New Jewish Theatre is an undisputed success story. Over the past decade, artistic director Kathleen Sitzer has assembled a support staff comprising many of the area's most talented actors, directors and designers. She has built up a solid subscriber base. The only thing that prevents New Jewish from being a consistently first-rate theater is Sitzer's sweet tooth for inferior plays. Her current offering, Bluish, is yet another example of a formulaic script that is only likely to be staged by a myopic, culturally specific theater.

"Culturally specific" is Sitzer's phrase, and it certainly defines Bluish. It's hard to imagine anyone whose primary concern is quality theater becoming involved in this verbose, didactic story about the life change in a 34-year-old woman who assumes she is a Christian, only to discover that her long-deceased mother was Jewish. The Seinfeld episode about Jerry's goy dentist converting to Judaism covers the same general territory and is much funnier in one-fifth the time. All right, so playwright Janece Shaffer is no Larry David; she's also no Alfred Uhry. Shaffer and Uhry are both Georgians who write about growing up Jewish in Atlanta. But whereas in Uhry's Driving Miss Daisy the title character simply lives her life, in Bluish our protagonist dwells on her ethnicity morning, noon and night.

Beth Richardson (Nicole Angeli) is not really a character at all. Despite the transformation Beth undergoes, she is merely a mouthpiece, put here to dance around the Maypole of the evening's unrelenting motif: How Jewish is too Jewish? It goes without saying that Beth is going to clash with Ben (David Cooperstein), her ambitious, career-oriented Jewish fiancé, and if you can't see the resolution of that relationship coming at least an hour before the plot finally limps to a close, you'd best see your optometrist. Along the way we also meet Ben's parents (Peggy Billo, John Contini). Nuanced they are not. Three months ago in the St. Louis Actors' Studio production of Greetings! (another poorly written play), Contini played essentially the same one-dimensional role — only that character was Catholic. There's also Ben's wisecracking sister (Sarajane Alverson), who has little reason to exist other than to amuse us with her retorts. The talented William Whitaker seems to be at a loss as to what to make of any of this; he seems to have directed the play under duress.

Some folks might de-scribe Bluish as a comedy; by evening's end it certainly strives for drama. But really this polemic is yet another in the seemingly endless assembly-line output of get-out-the-menorah, light-the-candles, put-on-the-prayer-shawl scripts that want to reassure their complacent viewers that being Jewish is the answer to all of life's problems. The opening-night audience at New Jewish ate it up with a spoon. Bluish might pass for effective cheerleading practice, but by any objective standard it provides thin, shallow, unsatisfying theater.

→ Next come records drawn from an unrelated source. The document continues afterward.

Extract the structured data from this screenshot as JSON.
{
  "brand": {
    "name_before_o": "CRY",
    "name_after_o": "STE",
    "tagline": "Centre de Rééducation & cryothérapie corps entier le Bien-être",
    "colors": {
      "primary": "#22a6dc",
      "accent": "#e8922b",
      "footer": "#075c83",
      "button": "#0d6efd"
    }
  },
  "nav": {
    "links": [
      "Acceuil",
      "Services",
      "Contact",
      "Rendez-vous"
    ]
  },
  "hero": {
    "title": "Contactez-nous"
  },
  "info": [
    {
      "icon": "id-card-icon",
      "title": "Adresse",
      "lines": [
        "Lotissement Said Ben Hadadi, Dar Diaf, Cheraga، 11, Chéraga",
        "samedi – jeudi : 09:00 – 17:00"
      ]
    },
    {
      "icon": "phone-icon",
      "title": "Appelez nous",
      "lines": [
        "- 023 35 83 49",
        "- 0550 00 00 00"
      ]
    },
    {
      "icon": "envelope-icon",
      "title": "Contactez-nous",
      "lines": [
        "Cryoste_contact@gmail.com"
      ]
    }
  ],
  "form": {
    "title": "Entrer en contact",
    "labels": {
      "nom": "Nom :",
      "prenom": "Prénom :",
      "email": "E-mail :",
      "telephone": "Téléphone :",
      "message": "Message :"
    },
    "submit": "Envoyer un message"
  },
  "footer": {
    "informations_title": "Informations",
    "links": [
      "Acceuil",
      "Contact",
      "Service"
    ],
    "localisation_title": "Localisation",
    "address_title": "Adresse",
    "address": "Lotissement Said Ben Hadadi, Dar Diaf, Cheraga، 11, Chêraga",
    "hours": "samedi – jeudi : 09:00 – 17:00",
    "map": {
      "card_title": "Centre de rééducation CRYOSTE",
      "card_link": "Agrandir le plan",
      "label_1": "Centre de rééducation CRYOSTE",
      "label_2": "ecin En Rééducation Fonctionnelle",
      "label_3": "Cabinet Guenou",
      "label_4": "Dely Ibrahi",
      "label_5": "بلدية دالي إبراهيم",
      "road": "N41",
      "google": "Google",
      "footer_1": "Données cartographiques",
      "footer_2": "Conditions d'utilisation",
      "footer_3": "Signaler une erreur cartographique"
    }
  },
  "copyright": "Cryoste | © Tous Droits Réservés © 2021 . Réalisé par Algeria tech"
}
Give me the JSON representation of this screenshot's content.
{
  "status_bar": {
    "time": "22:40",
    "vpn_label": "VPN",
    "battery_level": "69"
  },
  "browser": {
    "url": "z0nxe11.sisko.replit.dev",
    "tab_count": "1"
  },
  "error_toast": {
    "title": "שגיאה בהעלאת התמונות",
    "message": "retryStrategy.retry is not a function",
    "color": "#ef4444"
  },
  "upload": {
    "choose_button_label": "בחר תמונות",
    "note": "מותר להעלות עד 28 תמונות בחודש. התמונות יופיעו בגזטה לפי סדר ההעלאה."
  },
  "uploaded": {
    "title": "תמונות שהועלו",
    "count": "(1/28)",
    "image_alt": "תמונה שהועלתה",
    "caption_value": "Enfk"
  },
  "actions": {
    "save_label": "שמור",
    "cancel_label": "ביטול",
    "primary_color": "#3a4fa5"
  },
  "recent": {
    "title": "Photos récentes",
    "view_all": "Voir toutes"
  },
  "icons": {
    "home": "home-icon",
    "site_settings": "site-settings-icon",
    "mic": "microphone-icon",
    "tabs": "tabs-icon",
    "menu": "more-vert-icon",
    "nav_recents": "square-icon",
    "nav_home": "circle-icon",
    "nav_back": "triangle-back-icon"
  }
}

There are two kinds of plays. There are those of such a caliber that any theater company would consider staging them. Some recent New Jewish offerings — Broadway Bound, Via Dolorosa and Kindertransport — fit that category. But then there are the scripts that no self-respecting theater would touch with a ten-foot pole. Not because of their themes, but because — regardless of how well-intended those scripts might be — they are poorly written. Just because the characters in these orphan plays are Jewish is not reason enough to justify a production. C'mon, Kathleen: Give us a break. You've got a really good thing going. Good direction; some of the best ensemble acting in town. But enough preaching to the choir. As you enter your second decade, it's time to raise the bar and set a more ambitious — and, dare I suggest, even a more inclusive — agenda.